The general’s stare made me wonder for how long. “And not counting those activating now? There were at least a hundred fully trained that I knew of, but that was several years ago. Could be more now, but even if there aren’t, that’s a significant number. May not sound like a lot to you, but to put it into perspective, that’s a hundred of you, Luc.”
“There is only one me.” There was no teasing quality to his tone or arrogance. It was the truth. There was no one like him.
A faint smile appeared on Eaton’s face. “But there are at least a hundred capable of doing what she did and countless more who will be able to. Dasher will amass a small army, and what they’re doing out in the Yard isn’t going to make a difference. They’ll be nothing more than cannon fodder.”
“Ye of little faith,” Luc murmured, his thumb moving once more along my hip.

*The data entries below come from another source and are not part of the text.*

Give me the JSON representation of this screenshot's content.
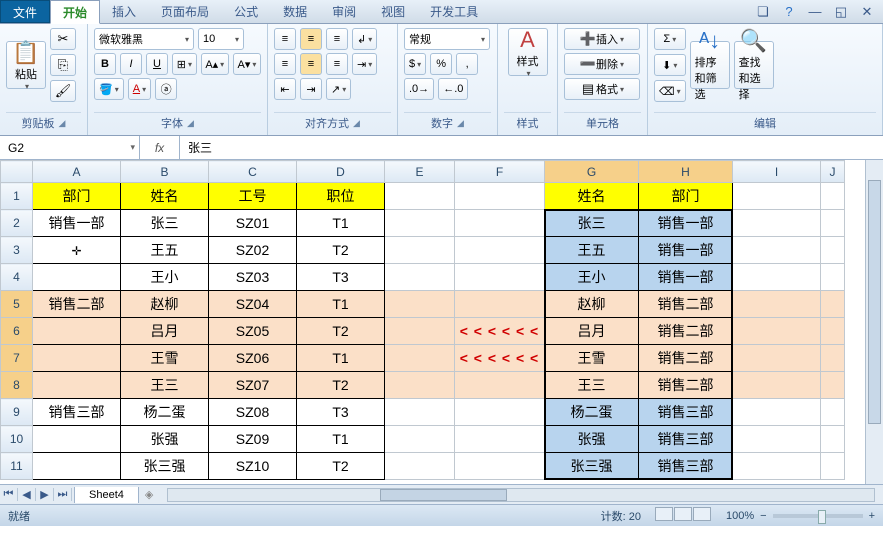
{
  "menu": {
    "file": "文件",
    "tabs": [
      "开始",
      "插入",
      "页面布局",
      "公式",
      "数据",
      "审阅",
      "视图",
      "开发工具"
    ],
    "activeTab": "开始"
  },
  "ribbon": {
    "clipboard": {
      "label": "剪贴板",
      "paste": "粘贴"
    },
    "font": {
      "label": "字体",
      "name": "微软雅黑",
      "size": "10"
    },
    "align": {
      "label": "对齐方式"
    },
    "number": {
      "label": "数字",
      "format": "常规"
    },
    "style": {
      "label": "样式",
      "btn": "样式"
    },
    "cells": {
      "label": "单元格",
      "insert": "插入",
      "delete": "删除",
      "format": "格式"
    },
    "editing": {
      "label": "编辑",
      "sort": "排序和筛选",
      "find": "查找和选择"
    }
  },
  "namebox": "G2",
  "fx_label": "fx",
  "formula": "张三",
  "columns": [
    "A",
    "B",
    "C",
    "D",
    "E",
    "F",
    "G",
    "H",
    "I",
    "J"
  ],
  "rows": [
    "1",
    "2",
    "3",
    "4",
    "5",
    "6",
    "7",
    "8",
    "9",
    "10",
    "11"
  ],
  "headers_left": {
    "A": "部门",
    "B": "姓名",
    "C": "工号",
    "D": "职位"
  },
  "headers_right": {
    "G": "姓名",
    "H": "部门"
  },
  "data_left": [
    {
      "A": "销售一部",
      "B": "张三",
      "C": "SZ01",
      "D": "T1"
    },
    {
      "A": "",
      "B": "王五",
      "C": "SZ02",
      "D": "T2"
    },
    {
      "A": "",
      "B": "王小",
      "C": "SZ03",
      "D": "T3"
    },
    {
      "A": "销售二部",
      "B": "赵柳",
      "C": "SZ04",
      "D": "T1"
    },
    {
      "A": "",
      "B": "吕月",
      "C": "SZ05",
      "D": "T2"
    },
    {
      "A": "",
      "B": "王雪",
      "C": "SZ06",
      "D": "T1"
    },
    {
      "A": "",
      "B": "王三",
      "C": "SZ07",
      "D": "T2"
    },
    {
      "A": "销售三部",
      "B": "杨二蛋",
      "C": "SZ08",
      "D": "T3"
    },
    {
      "A": "",
      "B": "张强",
      "C": "SZ09",
      "D": "T1"
    },
    {
      "A": "",
      "B": "张三强",
      "C": "SZ10",
      "D": "T2"
    }
  ],
  "data_right": [
    {
      "G": "张三",
      "H": "销售一部",
      "shade": "blue"
    },
    {
      "G": "王五",
      "H": "销售一部",
      "shade": "blue"
    },
    {
      "G": "王小",
      "H": "销售一部",
      "shade": "blue"
    },
    {
      "G": "赵柳",
      "H": "销售二部",
      "shade": "gray"
    },
    {
      "G": "吕月",
      "H": "销售二部",
      "shade": "gray"
    },
    {
      "G": "王雪",
      "H": "销售二部",
      "shade": "gray"
    },
    {
      "G": "王三",
      "H": "销售二部",
      "shade": "gray"
    },
    {
      "G": "杨二蛋",
      "H": "销售三部",
      "shade": "blue"
    },
    {
      "G": "张强",
      "H": "销售三部",
      "shade": "blue"
    },
    {
      "G": "张三强",
      "H": "销售三部",
      "shade": "blue"
    }
  ],
  "arrows_rows": [
    6,
    7
  ],
  "arrows_text": "< < < < < <",
  "orange_rows": [
    5,
    6,
    7,
    8
  ],
  "sheet": {
    "name": "Sheet4"
  },
  "status": {
    "ready": "就绪",
    "count_label": "计数:",
    "count": "20",
    "zoom": "100%"
  }
}
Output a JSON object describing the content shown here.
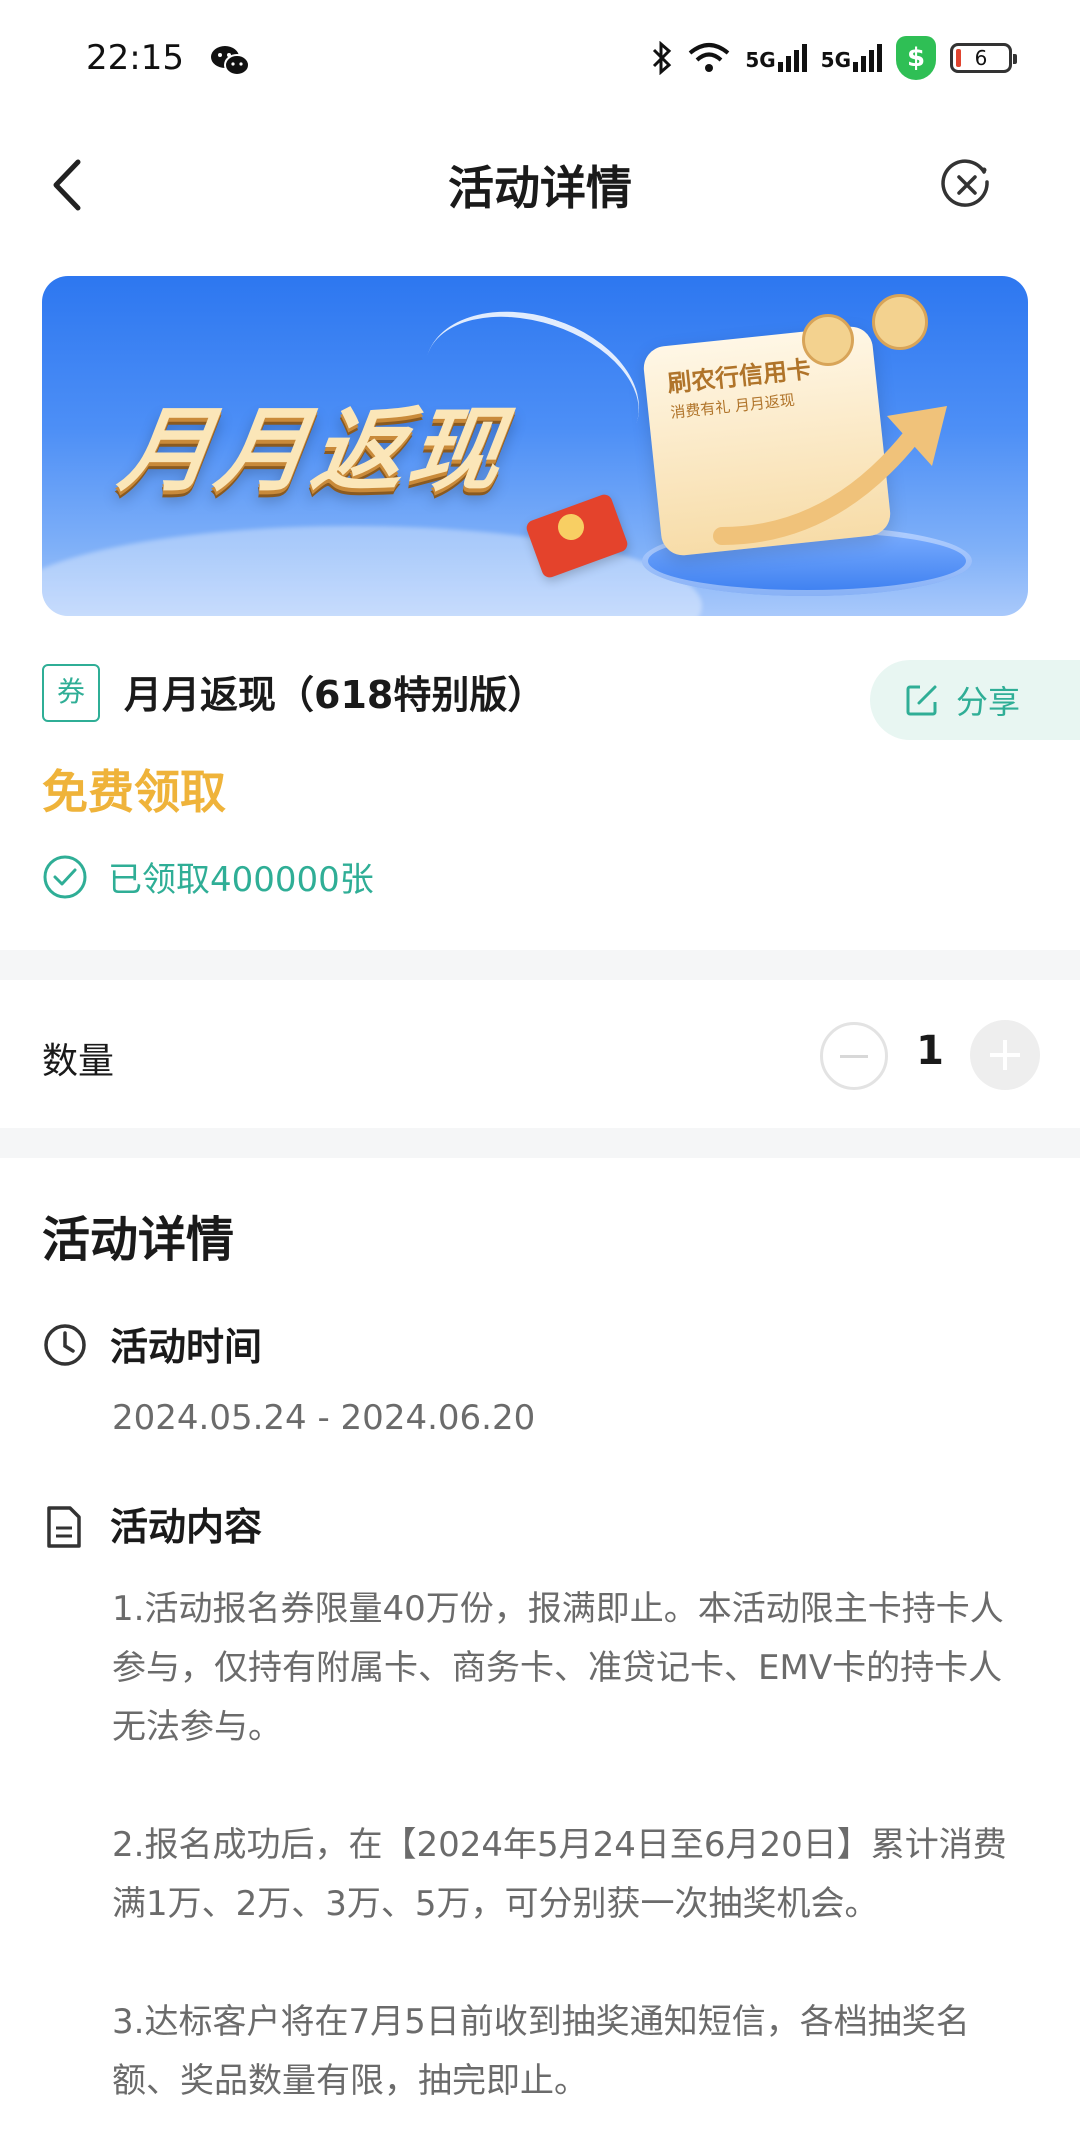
{
  "status_bar": {
    "time": "22:15",
    "network_1": "5G",
    "network_2": "5G",
    "battery": "6"
  },
  "nav": {
    "title": "活动详情"
  },
  "banner": {
    "title": "月月返现",
    "card_title": "刷农行信用卡",
    "card_sub": "消费有礼  月月返现"
  },
  "coupon": {
    "tag": "券",
    "title": "月月返现（618特别版）",
    "share_label": "分享",
    "price": "免费领取",
    "claimed": "已领取400000张"
  },
  "quantity": {
    "label": "数量",
    "value": "1"
  },
  "details": {
    "section_title": "活动详情",
    "time_title": "活动时间",
    "time_range": "2024.05.24 - 2024.06.20",
    "content_title": "活动内容",
    "content_text": "1.活动报名券限量40万份，报满即止。本活动限主卡持卡人参与，仅持有附属卡、商务卡、准贷记卡、EMV卡的持卡人无法参与。\n\n2.报名成功后，在【2024年5月24日至6月20日】累计消费满1万、2万、3万、5万，可分别获一次抽奖机会。\n\n3.达标客户将在7月5日前收到抽奖通知短信，各档抽奖名额、奖品数量有限，抽完即止。"
  },
  "colors": {
    "accent_green": "#2fae96",
    "price_gold": "#efb33a"
  }
}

“None of this has anything to do with faith.” Eaton snorted as he scanned the room, his eyes narrowing on a carton. “Why don’t you be useful, Luc, and summon me one of those beers?”
“I think you’ve had enough for the entire day.”
He made another dismissive sound. “At this point, there is no such thing as enough.”
I lifted a brow, deciding to ignore that. “You said that Luc was the Darkest Star and I was the Burning Shadow. They were code names for us.” When he nodded, I continued, “What is the Brightest Night?”
“Dasher never explained what that stood for, and I did a hell of a lot of digging but never could get any clarification. All I can assume is that it’s the end goal.”
“World domination?” Luc huffed out a dry laugh. “He’s got big aspirations with his itty-bitty army of self-destructive super-soldiers.”
Frowning at Luc, Eaton shifted again on the cushion. “Hasn’t the Daedalus always had lofty goals? You’d know. After all, other than the Trojans, you are their most coveted creation.”
That reminded me of another thing I couldn’t quite understand. “You said they used me to get to Luc, as some way to possibly gain the upper hand and reel him back in, but I don’t get it. If they want to eradicate Luxen, hybrids, and Origins because they can fight back, why would they want Luc alive? Or…” My heart turned over heavily. “Or they want him dead and I totally misinterpreted all of that.”